Problem Recognizing Vertically Oriented Text

Question

Problem Recognizing Vertically Oriented Text

Closed this issue 9 years ago · 9 comments

Prior to and including version 3.0.1, gImageReader was able to OCR vertically oriented text (e.g. text from old Chinese/Japanese novels where they were printed vertically). A bug seemed to have been introduced starting from version 3.1 and I was no longer able to OCR such text. The program will just insist on OCR them as horizontal oriented text. Appreciate if you could look into this problem, thanks.

Answer 1 · 2015-08-08T14:13:24.000Z

Sorry I've mixed up the version. The bug seemed to have been introduced since version 3.0, and the program was working properly at version 0.9

Answer 2 · 2015-08-08T18:38:27.000Z

Hello

There isn't anything I explicitly changed with regard to this between 0.9 and 3.x.. However it should be possible to actually handle this correctly. Do I understand you correctly that your issue is that recognizing vertical text returns one character per line, instead of it being "flattened out" onto a single line?

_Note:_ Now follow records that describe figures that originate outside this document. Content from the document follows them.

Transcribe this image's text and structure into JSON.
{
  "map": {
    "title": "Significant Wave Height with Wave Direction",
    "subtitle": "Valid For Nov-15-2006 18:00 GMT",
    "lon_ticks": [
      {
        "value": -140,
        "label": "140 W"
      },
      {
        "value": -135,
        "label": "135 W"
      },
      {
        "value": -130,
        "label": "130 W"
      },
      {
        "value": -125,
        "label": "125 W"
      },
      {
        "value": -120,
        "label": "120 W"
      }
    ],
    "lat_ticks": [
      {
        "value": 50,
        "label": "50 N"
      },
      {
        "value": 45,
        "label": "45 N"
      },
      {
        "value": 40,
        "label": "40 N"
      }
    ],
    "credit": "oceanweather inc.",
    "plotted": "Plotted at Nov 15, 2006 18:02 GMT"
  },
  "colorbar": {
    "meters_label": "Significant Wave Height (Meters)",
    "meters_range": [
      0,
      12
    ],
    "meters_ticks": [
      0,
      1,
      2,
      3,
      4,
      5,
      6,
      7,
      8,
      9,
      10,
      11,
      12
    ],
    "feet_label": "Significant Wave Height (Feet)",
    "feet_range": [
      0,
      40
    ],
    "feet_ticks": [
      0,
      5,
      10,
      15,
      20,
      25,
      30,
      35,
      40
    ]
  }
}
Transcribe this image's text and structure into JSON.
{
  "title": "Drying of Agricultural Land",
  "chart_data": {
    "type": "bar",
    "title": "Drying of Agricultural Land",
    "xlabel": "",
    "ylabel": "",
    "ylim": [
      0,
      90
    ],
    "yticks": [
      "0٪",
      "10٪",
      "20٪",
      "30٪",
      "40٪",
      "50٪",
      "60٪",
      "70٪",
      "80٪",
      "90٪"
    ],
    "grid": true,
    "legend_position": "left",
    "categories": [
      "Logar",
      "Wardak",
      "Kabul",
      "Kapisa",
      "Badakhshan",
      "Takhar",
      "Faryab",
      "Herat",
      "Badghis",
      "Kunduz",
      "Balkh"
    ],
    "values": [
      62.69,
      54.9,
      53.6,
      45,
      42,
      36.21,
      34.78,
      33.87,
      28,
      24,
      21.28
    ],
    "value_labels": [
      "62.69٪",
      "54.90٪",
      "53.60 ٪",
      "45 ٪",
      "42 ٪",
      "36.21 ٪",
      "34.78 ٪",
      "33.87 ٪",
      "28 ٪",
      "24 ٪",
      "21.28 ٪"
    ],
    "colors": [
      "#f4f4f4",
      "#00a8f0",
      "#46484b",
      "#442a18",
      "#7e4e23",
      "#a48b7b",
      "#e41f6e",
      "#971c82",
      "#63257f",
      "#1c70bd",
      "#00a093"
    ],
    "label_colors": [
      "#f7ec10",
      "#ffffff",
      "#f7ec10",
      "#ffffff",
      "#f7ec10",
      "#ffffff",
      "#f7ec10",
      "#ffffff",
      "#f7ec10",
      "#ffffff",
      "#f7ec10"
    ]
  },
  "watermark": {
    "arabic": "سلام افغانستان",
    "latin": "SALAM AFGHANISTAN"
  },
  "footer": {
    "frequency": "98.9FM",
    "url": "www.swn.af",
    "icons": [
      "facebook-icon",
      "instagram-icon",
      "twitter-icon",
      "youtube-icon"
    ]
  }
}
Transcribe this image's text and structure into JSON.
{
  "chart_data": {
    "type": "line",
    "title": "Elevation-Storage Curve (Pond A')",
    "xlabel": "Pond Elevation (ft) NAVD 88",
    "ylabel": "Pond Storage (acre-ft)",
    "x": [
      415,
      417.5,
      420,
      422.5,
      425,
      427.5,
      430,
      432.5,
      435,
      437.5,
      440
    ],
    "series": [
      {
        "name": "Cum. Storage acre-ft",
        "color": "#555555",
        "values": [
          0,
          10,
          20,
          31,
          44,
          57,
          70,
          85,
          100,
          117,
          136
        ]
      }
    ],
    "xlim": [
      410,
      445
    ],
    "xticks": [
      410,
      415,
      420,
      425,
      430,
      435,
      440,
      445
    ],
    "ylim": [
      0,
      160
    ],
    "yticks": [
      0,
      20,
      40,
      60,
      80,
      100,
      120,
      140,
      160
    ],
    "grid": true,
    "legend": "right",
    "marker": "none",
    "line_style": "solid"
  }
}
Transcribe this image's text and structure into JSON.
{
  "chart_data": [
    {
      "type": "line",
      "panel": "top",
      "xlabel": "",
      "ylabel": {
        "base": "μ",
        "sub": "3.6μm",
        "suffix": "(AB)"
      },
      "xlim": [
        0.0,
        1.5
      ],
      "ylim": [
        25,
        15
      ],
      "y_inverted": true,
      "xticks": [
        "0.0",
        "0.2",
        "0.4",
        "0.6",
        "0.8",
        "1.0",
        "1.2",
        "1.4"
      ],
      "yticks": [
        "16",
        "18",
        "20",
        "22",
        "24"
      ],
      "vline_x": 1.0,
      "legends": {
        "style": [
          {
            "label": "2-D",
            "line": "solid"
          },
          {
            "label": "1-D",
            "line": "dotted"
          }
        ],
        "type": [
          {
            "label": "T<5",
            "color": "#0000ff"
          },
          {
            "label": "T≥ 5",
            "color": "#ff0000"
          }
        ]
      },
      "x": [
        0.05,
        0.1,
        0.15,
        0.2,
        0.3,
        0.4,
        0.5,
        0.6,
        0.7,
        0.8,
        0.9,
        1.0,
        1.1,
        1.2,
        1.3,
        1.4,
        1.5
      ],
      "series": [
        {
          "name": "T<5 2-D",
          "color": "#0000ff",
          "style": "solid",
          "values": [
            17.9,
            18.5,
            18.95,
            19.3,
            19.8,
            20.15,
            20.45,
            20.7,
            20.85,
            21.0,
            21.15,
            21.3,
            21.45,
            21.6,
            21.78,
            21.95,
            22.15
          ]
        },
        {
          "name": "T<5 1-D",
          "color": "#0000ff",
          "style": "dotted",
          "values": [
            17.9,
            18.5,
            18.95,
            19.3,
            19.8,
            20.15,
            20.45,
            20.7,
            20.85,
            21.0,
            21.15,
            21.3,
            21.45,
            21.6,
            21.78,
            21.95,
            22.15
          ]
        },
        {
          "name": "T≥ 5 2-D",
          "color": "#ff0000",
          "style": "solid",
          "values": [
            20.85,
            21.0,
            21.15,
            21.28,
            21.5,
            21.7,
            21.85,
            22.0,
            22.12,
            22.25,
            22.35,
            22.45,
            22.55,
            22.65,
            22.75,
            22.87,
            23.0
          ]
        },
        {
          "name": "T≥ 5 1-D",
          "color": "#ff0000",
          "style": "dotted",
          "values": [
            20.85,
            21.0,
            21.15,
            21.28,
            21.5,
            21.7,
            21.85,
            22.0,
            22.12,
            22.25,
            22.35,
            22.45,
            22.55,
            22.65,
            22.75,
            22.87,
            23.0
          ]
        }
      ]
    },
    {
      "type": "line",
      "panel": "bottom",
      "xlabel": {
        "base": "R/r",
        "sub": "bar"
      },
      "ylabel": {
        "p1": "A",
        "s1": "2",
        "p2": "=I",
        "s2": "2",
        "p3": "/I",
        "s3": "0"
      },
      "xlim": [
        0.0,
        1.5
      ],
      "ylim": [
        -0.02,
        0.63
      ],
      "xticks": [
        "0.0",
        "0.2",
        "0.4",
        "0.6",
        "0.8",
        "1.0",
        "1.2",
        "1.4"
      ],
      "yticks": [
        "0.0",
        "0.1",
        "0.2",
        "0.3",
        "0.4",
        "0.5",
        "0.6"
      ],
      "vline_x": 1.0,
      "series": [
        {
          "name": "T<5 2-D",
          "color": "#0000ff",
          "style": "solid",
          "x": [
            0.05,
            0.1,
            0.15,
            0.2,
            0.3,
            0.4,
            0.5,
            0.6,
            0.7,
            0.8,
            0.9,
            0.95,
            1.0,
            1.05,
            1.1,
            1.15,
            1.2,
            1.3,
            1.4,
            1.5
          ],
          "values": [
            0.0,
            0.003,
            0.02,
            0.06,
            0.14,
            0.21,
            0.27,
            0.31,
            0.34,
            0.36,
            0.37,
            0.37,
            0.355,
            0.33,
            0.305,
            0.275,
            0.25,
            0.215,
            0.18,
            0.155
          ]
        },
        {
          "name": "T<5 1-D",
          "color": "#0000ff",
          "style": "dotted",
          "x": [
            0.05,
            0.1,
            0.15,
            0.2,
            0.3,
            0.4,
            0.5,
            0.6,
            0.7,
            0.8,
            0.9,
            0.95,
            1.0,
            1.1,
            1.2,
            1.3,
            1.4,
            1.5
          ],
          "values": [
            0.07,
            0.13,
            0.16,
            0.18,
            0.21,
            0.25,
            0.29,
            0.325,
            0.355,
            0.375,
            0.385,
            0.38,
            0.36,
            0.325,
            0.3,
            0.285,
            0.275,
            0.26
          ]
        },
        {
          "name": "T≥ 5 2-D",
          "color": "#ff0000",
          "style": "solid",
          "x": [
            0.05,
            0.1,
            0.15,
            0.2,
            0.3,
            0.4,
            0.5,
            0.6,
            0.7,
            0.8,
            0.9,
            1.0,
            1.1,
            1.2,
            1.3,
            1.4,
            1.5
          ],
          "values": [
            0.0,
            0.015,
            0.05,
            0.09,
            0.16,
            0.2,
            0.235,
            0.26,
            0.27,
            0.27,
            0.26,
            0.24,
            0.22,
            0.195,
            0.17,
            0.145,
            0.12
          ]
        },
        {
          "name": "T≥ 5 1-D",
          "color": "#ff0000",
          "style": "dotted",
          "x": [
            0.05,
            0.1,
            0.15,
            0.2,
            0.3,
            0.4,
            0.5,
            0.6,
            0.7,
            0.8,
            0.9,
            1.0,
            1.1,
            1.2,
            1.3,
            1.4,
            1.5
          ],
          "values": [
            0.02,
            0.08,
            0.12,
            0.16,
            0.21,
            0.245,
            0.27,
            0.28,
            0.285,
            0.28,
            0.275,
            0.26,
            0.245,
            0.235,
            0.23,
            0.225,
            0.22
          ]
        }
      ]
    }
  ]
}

Answer 3 · 2015-08-10T11:29:04.000Z

I was trying to recognize an entire block of text, with the Chinese characters arranged in a vertical fashion, meaning the lines of text are vertical. I tried Tesseract command line with the default "-psm 3" param and it was recognized properly. Let's say the text is like this (example 1):

A O
p r
p a
l n
e g
e

Version 0.9 and Tesseract command line will return correctly as follow:
Apple
Orange

But with 3.x I'll get the vertical text as (example 1) above.

Answer 4 · 2015-08-10T11:30:33.000Z

Btw the vertical text in (example 1) should line up as 2 vertical lines...

Answer 5 · 2015-08-10T11:31:01.000Z

Ok I'll look into it.

Answer 6 · 2015-08-10T11:44:52.000Z

Thanks. Attached is a sample text (in Chinese) if it was any help. The Tesseract command line to recognize it is:
tesseract text,jpg test -l chi_tra

Answer 7 · 2015-08-12T06:40:48.000Z

Hello

Is

他馬上精砷起來
_走到了廳中。

果然不出所料'
很迷人。

the expected output for this?

Answer 8 · 2015-08-15T01:53:01.000Z

yes the result is correct

Answer 9 · 2015-08-23T13:08:03.000Z

This will be fixed in the upcoming release (probably by the end of the month).